Segundo Hannah Arendt ¹, "cada homem é único, de sorte que a cada nascimento, vem ao mundo algo singularmente novo". Cada indivíduo, ao ingressar na humanidade, procurará, em sua trajetória de vida, responder a pergunta fundamental: quem é você?. Para Arendt,  "essa revelação de quem alguém é está implícita tanto em suas palavras quanto em seus feitos", Nessa procura, os seres humanos agem: colocam-se (inclusive fisicamente, posicionando seus corpos) no espaço público, dão-se a ver, buscam ser reconhecidos como pertencentes e merecedores de ocupar o mesmo domínio comum a todos e, desse modo, possibilitar a formação do espaço-entre - intangível, mas não irreal - da teia das relações humanas. Tais ações, porém (e isso é importantíssimo), pouco significariam se ocorressem na ausência discursiva. Como afirma a filósofa,

"desacompanhada do discurso, a ação perderia não só o seu caráter revelador, como, e pelo mesmo motivo, o seu sujeito, por assim dizer: em lugar de homens que agem teríamos robôs executores a realizar coisas que permaneceriam humanamente incompreensíveis. A ação muda deixaria de ser ação, pois não haveria mais um ator; e o ator, realizador de feitos, só é possível se for, ao mesmo tempo, o pronunciador de palavras. A ação que ele inicia é humanamente revelada pela palavra, e embora seu ato possa ser percebido em seu aparecimento físico bruto, sem acompanhamento verbal, só se torna relevante por meio da palavra na qual ele se identifica como o ator, anuncia o que faz, fez e pretende fazer".

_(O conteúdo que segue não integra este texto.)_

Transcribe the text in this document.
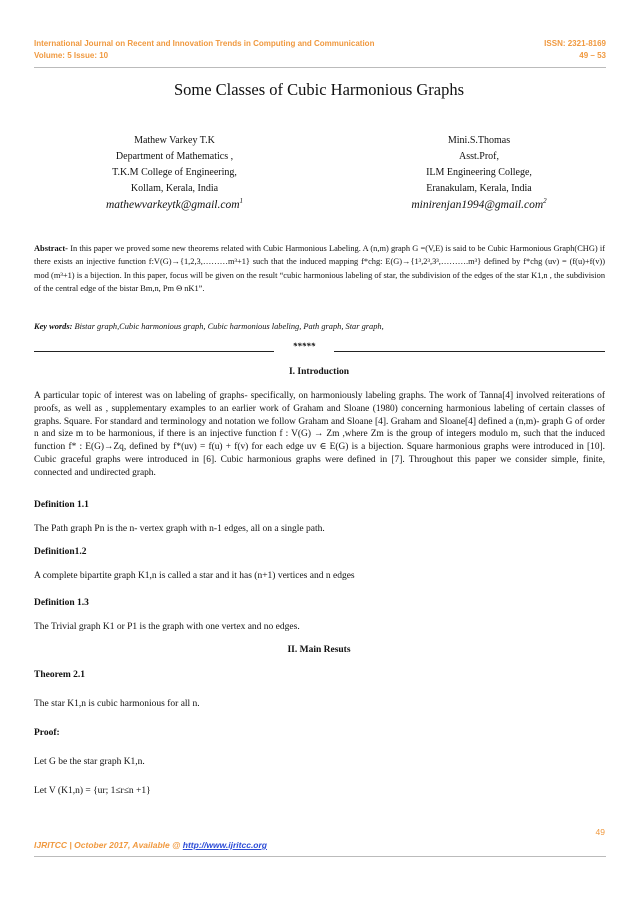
International Journal on Recent and Innovation Trends in Computing and Communication
Volume: 5 Issue: 10
ISSN: 2321-8169
49 – 53
Some Classes of Cubic Harmonious Graphs
Mathew Varkey T.K
Department of Mathematics ,
T.K.M College of Engineering,
Kollam, Kerala, India
mathewvarkeytk@gmail.com$^1$
Mini.S.Thomas
Asst.Prof,
ILM Engineering College,
Eranakulam, Kerala, India
minirenjan1994@gmail.com$^2$
Abstract- In this paper we proved some new theorems related with Cubic Harmonious Labeling. A (n,m) graph G =(V,E) is said to be Cubic Harmonious Graph(CHG) if there exists an injective function f:V(G)→{1,2,3,………m³+1} such that the induced mapping f*chg: E(G)→{1³,2³,3³,……….m³} defined by f*chg (uv) = (f(u)+f(v)) mod (m³+1) is a bijection. In this paper, focus will be given on the result “cubic harmonious labeling of star, the subdivision of the edges of the star K1,n , the subdivision of the central edge of the bistar Bm,n, Pm Θ nK1”.
Key words: Bistar graph,Cubic harmonious graph, Cubic harmonious labeling, Path graph, Star graph,
*****
I. Introduction
A particular topic of interest was on labeling of graphs- specifically, on harmoniously labeling graphs. The work of Tanna[4] involved reiterations of proofs, as well as , supplementary examples to an earlier work of Graham and Sloane (1980) concerning harmonious labeling of certain classes of graphs. Square. For standard and terminology and notation we follow Graham and Sloane [4]. Graham and Sloane[4] defined a (n,m)- graph G of order n and size m to be harmonious, if there is an injective function f : V(G) → Zm ,where Zm is the group of integers modulo m, such that the induced function f* : E(G)→Zq, defined by f*(uv) = f(u) + f(v) for each edge uv ∈ E(G) is a bijection. Square harmonious graphs were introduced in [10]. Cubic graceful graphs were introduced in [6]. Cubic harmonious graphs were defined in [7]. Throughout this paper we consider simple, finite, connected and undirected graph.
Definition 1.1
The Path graph Pn is the n- vertex graph with n-1 edges, all on a single path.
Definition1.2
A complete bipartite graph K1,n is called a star and it has (n+1) vertices and n edges
Definition 1.3
The Trivial graph K1 or P1 is the graph with one vertex and no edges.
II. Main Resuts
Theorem 2.1
The star K1,n is cubic harmonious for all n.
Proof:
Let G be the star graph K1,n.
Let V (K1,n) = {ur; 1≤r≤n +1}
49
IJRITCC | October 2017, Available @ http://www.ijritcc.org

É na esfera pública, no espaço-entre, que os seres humanos vivenciam suas estórias (a autora usa em seu texto o termo inglês story, diferente de history). Para o ator - ou seja, o indivíduo empenhado em determinada ação - a significação completa de seus atos (e, portanto, das estórias em que figura) lhe escapa. O resultado das grandes ações políticas, já dissemos, são imprevisíveis. "A ação só se revela plenamente para o contador da estória [storyteller], ou seja, para o olhar retrospectivo do historiador, que realmente sempre soube melhor o que aconteceu do que os próprios participantes", escreve ela.

Porém, como o significado da ação e do discurso - "as mais altas atividades do domínio público", nas palavras de Arendt - reside em seu "próprio cometimento, e não em sua motivação ou em seu resultado", as sociedades modernas foram progressivamente desistindo da política em favor dos benefícios (materializados, pode-se dizer) provenientes do trabalho e da obra,

"Preocupada desde cedo com produtos tangíveis e lucros demonstráveis, e mais tarde obcecada com o funcionamento suave e com a sociabilidade, a idade moderna não foi a primeira a denunciar a ociosidade da ação e do discurso, em particular, e da política em geral. O exaspero ante a tripla frustração da ação - a imprevisibilidade dos resultados, a irreversibilidade do processo e o anonimato dos autores - é quase tão antigo quanto a história escrita [...] Essa tentativa de substituir a ação pela fabricação é visível em todos os argumentos contra a 'democracia', os quais, por mais consistentes e razoáveis que sejam, sempre se transformam em argumentos contra os elementos essenciais da política".
Se houver alguma maneira de resgatar o valor da politica, é nos seres humanos vindouros que se deve apostar.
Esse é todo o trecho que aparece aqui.